Iréma veut fuir, mais plusieurs guerriers se précipitent sur elle et lui arrachent le couteau qui a puni le traître. Les Litchanrés, voyant leur jeune chef tomber, s'enfuirent. Les Couteaux-jaunes ne les poursuivirent point. Ils étaient satisfaits de leur besogne.

Le grand-trappeur avait tout vu, et ses yeux s'étaient remplis de larmes. Ses gardiens devaient le tuer dans le cas d'une défaite, car le vieux Hibou-blanc avait juré qu'il ne le retrouverait plus dans son chemin.

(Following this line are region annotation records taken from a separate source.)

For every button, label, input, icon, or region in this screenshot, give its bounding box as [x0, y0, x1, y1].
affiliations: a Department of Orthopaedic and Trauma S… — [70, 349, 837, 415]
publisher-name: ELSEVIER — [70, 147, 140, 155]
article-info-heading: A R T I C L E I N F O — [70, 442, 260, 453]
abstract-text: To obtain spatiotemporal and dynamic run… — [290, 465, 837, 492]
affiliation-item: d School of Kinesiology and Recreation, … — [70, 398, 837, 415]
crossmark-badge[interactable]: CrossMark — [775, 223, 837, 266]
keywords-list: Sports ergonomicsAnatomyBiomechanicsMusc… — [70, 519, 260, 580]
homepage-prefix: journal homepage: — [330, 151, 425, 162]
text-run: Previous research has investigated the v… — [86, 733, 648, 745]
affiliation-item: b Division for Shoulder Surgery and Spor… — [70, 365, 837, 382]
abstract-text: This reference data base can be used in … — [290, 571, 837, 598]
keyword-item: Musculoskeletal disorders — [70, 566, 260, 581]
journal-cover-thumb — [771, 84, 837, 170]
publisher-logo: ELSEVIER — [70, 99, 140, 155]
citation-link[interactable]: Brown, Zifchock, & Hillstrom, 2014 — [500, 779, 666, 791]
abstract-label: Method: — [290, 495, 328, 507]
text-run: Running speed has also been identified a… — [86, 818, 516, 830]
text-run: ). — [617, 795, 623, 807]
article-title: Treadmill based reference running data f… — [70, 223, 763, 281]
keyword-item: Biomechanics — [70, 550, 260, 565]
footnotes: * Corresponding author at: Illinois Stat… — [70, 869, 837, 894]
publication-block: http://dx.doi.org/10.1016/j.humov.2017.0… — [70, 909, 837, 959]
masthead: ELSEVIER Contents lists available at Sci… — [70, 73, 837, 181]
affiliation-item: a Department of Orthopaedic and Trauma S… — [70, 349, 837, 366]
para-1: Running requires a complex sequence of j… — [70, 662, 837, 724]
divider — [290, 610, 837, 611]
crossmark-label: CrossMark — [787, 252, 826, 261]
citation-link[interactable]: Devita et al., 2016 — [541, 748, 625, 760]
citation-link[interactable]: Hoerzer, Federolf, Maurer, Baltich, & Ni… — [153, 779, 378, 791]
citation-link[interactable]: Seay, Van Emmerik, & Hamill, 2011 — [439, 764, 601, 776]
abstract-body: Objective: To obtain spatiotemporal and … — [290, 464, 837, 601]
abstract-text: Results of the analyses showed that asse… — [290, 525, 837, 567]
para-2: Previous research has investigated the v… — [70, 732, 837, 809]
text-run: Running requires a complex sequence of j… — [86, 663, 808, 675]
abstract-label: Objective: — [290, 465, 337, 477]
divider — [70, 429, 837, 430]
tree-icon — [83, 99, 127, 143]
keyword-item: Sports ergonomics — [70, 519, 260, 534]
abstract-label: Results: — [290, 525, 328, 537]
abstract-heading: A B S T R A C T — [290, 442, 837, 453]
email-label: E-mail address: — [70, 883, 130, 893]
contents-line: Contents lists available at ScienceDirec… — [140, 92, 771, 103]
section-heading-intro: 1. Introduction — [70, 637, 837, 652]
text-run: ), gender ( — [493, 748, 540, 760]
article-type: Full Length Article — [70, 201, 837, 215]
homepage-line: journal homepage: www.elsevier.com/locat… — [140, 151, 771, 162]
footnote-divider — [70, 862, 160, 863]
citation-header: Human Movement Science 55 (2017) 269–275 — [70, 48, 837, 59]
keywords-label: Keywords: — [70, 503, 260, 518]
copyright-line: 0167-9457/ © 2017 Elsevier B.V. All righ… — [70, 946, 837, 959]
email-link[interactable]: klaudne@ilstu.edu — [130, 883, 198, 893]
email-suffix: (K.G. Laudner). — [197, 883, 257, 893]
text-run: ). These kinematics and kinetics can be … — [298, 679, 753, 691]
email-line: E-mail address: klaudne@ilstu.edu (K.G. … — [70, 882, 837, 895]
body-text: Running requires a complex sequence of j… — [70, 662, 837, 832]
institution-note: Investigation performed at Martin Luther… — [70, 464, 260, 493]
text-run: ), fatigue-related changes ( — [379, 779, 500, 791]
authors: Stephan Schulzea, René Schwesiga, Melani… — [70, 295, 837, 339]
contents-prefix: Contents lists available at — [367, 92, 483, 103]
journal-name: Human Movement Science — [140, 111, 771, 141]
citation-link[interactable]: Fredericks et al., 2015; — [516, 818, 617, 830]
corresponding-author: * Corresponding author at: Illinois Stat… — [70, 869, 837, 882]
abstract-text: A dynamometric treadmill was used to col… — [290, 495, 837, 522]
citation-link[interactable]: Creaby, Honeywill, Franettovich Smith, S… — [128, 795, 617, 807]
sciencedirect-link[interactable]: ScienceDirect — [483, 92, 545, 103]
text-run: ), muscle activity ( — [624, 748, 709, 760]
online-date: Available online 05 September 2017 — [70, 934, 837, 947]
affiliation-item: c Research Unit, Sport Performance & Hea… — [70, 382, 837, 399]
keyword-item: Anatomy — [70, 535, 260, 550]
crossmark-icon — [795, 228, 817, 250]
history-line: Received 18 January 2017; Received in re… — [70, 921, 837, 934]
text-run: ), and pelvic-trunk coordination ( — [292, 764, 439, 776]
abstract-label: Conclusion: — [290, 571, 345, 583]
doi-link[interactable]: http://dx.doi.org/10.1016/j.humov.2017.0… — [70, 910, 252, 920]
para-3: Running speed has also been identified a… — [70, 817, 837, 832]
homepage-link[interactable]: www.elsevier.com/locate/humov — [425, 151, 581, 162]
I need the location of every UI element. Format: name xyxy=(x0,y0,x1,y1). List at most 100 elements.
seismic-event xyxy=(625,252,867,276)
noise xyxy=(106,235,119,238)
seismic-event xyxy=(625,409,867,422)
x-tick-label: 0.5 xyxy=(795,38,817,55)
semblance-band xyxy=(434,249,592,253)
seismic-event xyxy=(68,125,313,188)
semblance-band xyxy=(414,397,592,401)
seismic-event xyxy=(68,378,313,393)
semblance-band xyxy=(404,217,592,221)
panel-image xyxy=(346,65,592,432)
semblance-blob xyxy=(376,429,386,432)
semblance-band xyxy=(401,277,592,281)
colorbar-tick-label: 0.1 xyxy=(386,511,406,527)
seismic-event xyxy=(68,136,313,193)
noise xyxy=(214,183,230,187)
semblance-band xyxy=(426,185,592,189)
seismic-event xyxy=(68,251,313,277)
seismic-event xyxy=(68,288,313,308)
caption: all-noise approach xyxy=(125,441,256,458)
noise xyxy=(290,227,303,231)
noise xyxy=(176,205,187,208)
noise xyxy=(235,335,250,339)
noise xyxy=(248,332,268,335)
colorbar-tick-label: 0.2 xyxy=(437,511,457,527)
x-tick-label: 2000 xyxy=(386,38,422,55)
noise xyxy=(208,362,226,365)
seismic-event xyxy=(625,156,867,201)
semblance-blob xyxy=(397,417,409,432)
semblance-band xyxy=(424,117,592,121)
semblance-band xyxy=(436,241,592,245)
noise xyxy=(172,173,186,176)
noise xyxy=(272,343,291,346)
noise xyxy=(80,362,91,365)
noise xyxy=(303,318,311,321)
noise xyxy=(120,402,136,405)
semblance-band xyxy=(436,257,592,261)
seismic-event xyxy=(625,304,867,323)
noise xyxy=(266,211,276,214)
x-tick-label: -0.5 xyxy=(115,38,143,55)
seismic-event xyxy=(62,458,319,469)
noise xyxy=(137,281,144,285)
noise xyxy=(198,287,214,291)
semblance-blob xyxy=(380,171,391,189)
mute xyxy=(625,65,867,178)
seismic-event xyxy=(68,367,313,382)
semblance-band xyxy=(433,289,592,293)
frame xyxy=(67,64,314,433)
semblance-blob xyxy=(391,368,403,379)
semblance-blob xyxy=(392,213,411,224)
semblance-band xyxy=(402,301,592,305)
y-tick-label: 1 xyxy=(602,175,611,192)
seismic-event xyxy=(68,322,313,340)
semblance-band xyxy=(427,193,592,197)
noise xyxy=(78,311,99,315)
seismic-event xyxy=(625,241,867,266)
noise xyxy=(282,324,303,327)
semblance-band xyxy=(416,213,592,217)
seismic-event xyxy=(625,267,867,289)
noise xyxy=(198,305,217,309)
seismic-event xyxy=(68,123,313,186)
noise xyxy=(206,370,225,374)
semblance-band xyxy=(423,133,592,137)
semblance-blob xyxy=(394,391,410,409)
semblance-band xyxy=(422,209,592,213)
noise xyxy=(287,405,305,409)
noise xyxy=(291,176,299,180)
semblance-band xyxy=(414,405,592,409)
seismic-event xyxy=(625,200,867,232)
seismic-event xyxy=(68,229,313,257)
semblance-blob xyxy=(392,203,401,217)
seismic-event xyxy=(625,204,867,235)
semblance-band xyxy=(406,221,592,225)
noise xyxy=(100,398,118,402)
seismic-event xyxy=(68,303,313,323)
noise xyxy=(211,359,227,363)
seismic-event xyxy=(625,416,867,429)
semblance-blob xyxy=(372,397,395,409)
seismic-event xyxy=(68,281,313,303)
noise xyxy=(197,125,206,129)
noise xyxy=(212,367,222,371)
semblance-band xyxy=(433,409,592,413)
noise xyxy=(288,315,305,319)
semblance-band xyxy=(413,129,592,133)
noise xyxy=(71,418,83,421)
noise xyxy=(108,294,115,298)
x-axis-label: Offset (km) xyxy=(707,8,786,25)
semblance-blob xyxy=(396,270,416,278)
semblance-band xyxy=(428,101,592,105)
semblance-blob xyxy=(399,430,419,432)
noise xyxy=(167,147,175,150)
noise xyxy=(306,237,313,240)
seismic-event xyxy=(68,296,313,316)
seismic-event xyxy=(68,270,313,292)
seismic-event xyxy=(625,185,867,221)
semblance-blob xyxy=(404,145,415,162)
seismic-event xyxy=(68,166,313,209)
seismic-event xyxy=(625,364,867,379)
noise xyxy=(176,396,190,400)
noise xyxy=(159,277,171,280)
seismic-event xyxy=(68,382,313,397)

Les Litchanrés comptaient deux morts, et les Couteaux-jaunes, trois. Il y avait un bon nombre de blessés, Iréma prisonnière, c'était le comble des voeux du vieux chef. Il n'avait jamais ambitionné un plus beau triomphe. Les corps des guerriers Couteaux-jaunes furent ensevelis sous des amas de branches et de feuilles, mais ceux des ennemis furent laissés en pâture aux bêtes fauves. Les Couteaux-jaunes reprirent leur marche vers le lac Noir.

XI

LA MÈRE LABOURIQUE

Robert et Charlot--car c'étaient bien nos bandits d'autrefois--disparurent comme ils étaient venus, à l'insu de tout le monde. Cela n'empêcha pas que plusieurs affirmèrent les avoir vus passer; mais le signalement des uns ne répondait point au signalement des autres, et ne servait qu'à dépister les recherches. Le bossu, qui avait pris le goût des richesses, et même était devenu passablement avare, en courtisant la fortune, avait perdu le sommeil depuis la visite malencontreuse des deux compères. Pourtant, il ne s'était vu dépouiller que d'une somme assez mince, et les voleurs firent comprendre, par le désordre qu'ils laissèrent derrière eux, que leur avidité n'avait pas été aussi heureuse que grande. Le bossu ne gardait chez lui que peu d'argent: il prêtait, comme je l'ai dit, à courte échéance et à gros intérêts. Quelque fois aussi il prêtait à long terme, mais il n'y perdait rien, et c'était quand un motif étranger s'ajoutait à l'avarice, son motif habituel. Ainsi, à la demande de Picounoc, dont il aimait la fille Marguerite, il avait avancé à la veuve Letellier tout l'argent nécessaire pour payer l'instruction de son enfant.

Picounoc ne ressentit pas de chagrin du petit malheur arrivé à son ami; d'abord parce qu'il se réjouissait ordinairement des adversités des autres, et, ensuite, parce que le bossu trouverait là un prétexte de plus pour faire vendre la terre de Noémie.

Robert et Charlot étaient descendus à Québec, car on se cache plus facilement à la ville qu'à la campagne: la foule est discrète comme la solitude. Ils longent le côté nord de la rue Champlain et se dirigent vers une maison à deux étages, sale et moussue, où mes lecteurs sont entrés, il y a plus de vingt ans, à la suite de Djos, du charlatan, des gens de cage et des voleurs. C'est encore la même maison, mais avec vingt ans de plus sur le pignon; elle est plus sombre encore qu'autrefois et s'identifie, en quelque sorte, avec le rocher noir qui la domine et l'écrase de ses trois cent cinquante pieds de hauteur. Les habitués d'autrefois sont disparus, sauf deux ou trois, mais ceux d'aujourd'hui ne valent pas mieux. La mère Labourique n'est plus derrière le comptoir; elle se tient assise dans son fauteuil, auprès de la fenêtre, et s'amuse à regarder les passants. La Louise, plus jaune, si c'est possible, que dans sa jeunesse, a succédé à sa mère. Elle a trouvé un mari, l'a perdu--temporairement--et elle fait un glorieux veuvage.

Robert et Chariot entrent en riant.

--Qu'y a-t-il de si drôle? demanda la Louise.